Insgesamt liegen nur wenige Studien vor, welche untersucht haben, ob eine Operation die Krankheitsbeschwerden besser lindert als konservative Maßnahmen. Dabei zeigen die Untersuchungen widersprüchliche Ergebnisse. Generell scheinen die Vorteile einer OP jedoch bei einer relevanten (neurologische Ausfälle, wie Lähmungen oder Blasen- und Mastdarmstörungen) oder fehlendem Ansprechen auf konservative Maßnahmen zu überwiegen. So lassen etwa Beinschmerzen bei Erkrankten, die operiert wurden, häufig nach. Insgesamt hebt sich dieser Vorteil gegenüber der konservativen Therapie nach vier bis acht Jahren aber wieder auf.

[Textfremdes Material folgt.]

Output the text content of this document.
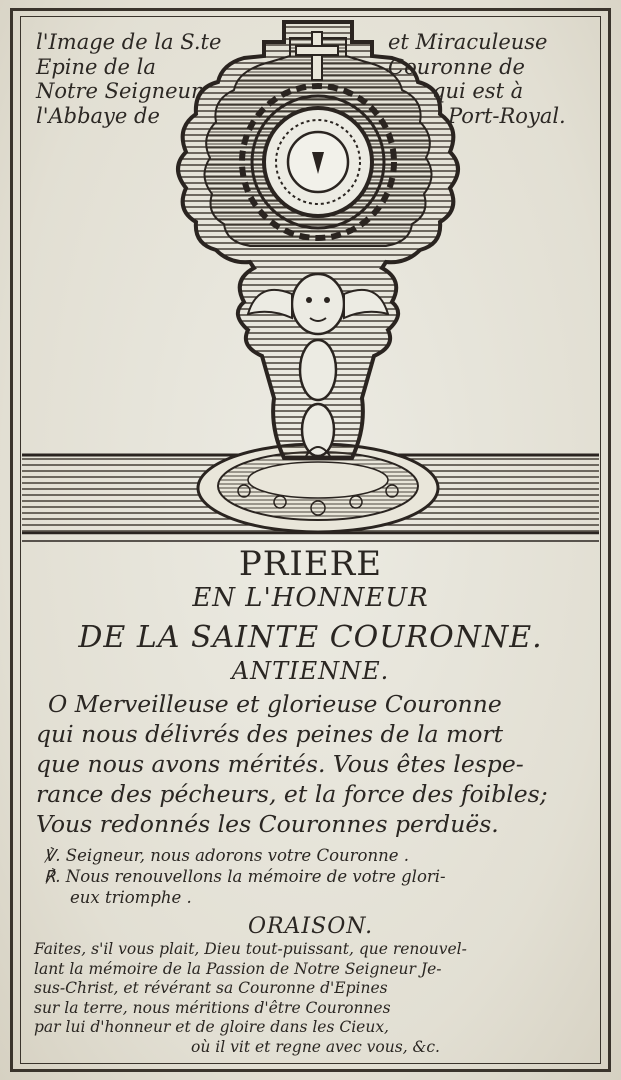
l'Image de la S.te
Epine de la
Notre Seigneur
l'Abbaye de
et Miraculeuse
Couronne de
qui est à
Port-Royal.
PRIERE
EN L'HONNEUR
DE LA SAINTE COURONNE.
ANTIENNE.
O Merveilleuse et glorieuse Couronne
qui nous délivrés des peines de la mort
que nous avons mérités. Vous êtes lespe-
rance des pécheurs, et la force des foibles;
Vous redonnés les Couronnes perduës.
℣. Seigneur, nous adorons votre Couronne .
℟. Nous renouvellons la mémoire de votre glori-
eux triomphe .
ORAISON.
Faites, s'il vous plait, Dieu tout-puissant, que renouvel-
lant la mémoire de la Passion de Notre Seigneur Je-
sus-Christ, et révérant sa Couronne d'Epines
sur la terre, nous méritions d'être Couronnes
par lui d'honneur et de gloire dans les Cieux,
où il vit et regne avec vous, &c.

Diagnose: Wie wird eine Spinalkanalstenose festgestellt?
Bei einer Spinalkanalstenose geben in der Regel bereits die Beschwerden erste Hinweise auf die Diagnose. Um herauszufinden, ob diese wirklich die Ursache der Beschwerden ist, erfolgt in der Arztpraxis beziehungsweise Klinik eine Befragung zur Krankengeschichte.
Im Anschluss findet eine körperliche Untersuchung, bei welcher etwa Reflexe, Muskelkraft und Bewegungsabläufe geprüft werden.
Verschiedene Untersuchungen können bei der Diagnosefindung helfen, wie etwa
- Kernspintomographie (MRT)
- Computertomographie (CT)
- Röntgenaufnahme
- eine Sensibilitätsprüfung, um die Reizwahrnehmung im betroffenen Bereich zu testen
- eine Elektromyographie, um die Reizleitung in den Rückenmarksnerven zu prüfen
- eine Knochenszintigraphie, um Schäden oder Gewebezuwachs innerhalb der Wirbelsäule festzustellen
Hinweis: Bei MRT- oder CT-Aufnahmen werden relativ häufig Verengungen des Wirbelsäulenkanals als Zufallsbefund festgestellt (insbesondere bei älteren Menschen im LWS-Bereich), ohne dass diese mit Beschwerden verbunden sind. Der Befund an sich hat ohne Beschwerden jedoch keinen Krankheitswert.
Verlauf und Prognose bei Spinalkanalstenose
Je nach Ausmaß der Erkrankung kann eine Spinalkanalstenose den Alltag und die Lebensqualität stark einschränken. Mit der richtigen Behandlung lassen sich die Schmerzen und anderen Beschwerden jedoch in der Regel lindern. Auf diese Weise gelingt es vielen Betroffenen, dennoch ein aktives Leben zu führen und (angepasst) körperlich aktiv zu bleiben. Heilbar im eigentlichen Sinne ist eine Spinalkanalstenose bislang nicht.
Eine schwache Körpermuskulatur kann die Stabilität der Wirbelsäule beeinträchtigen und Beschwerden dadurch verstärken. Deshalb ist es wichtig, körperliche Aktivitäten nicht aufzugeben, sondern sie an die eigenen Beschwerden anzupassen. Tätigkeiten oder Sportarten, die Beschwerden auslösen oder diese verschlimmern, darf und sollte man also durchaus meiden – sollte aber dafür auf Alternativen ausweichen. Im Zweifel ist ärztlich abzuklären, welche Bewegungsformen ratsam sind.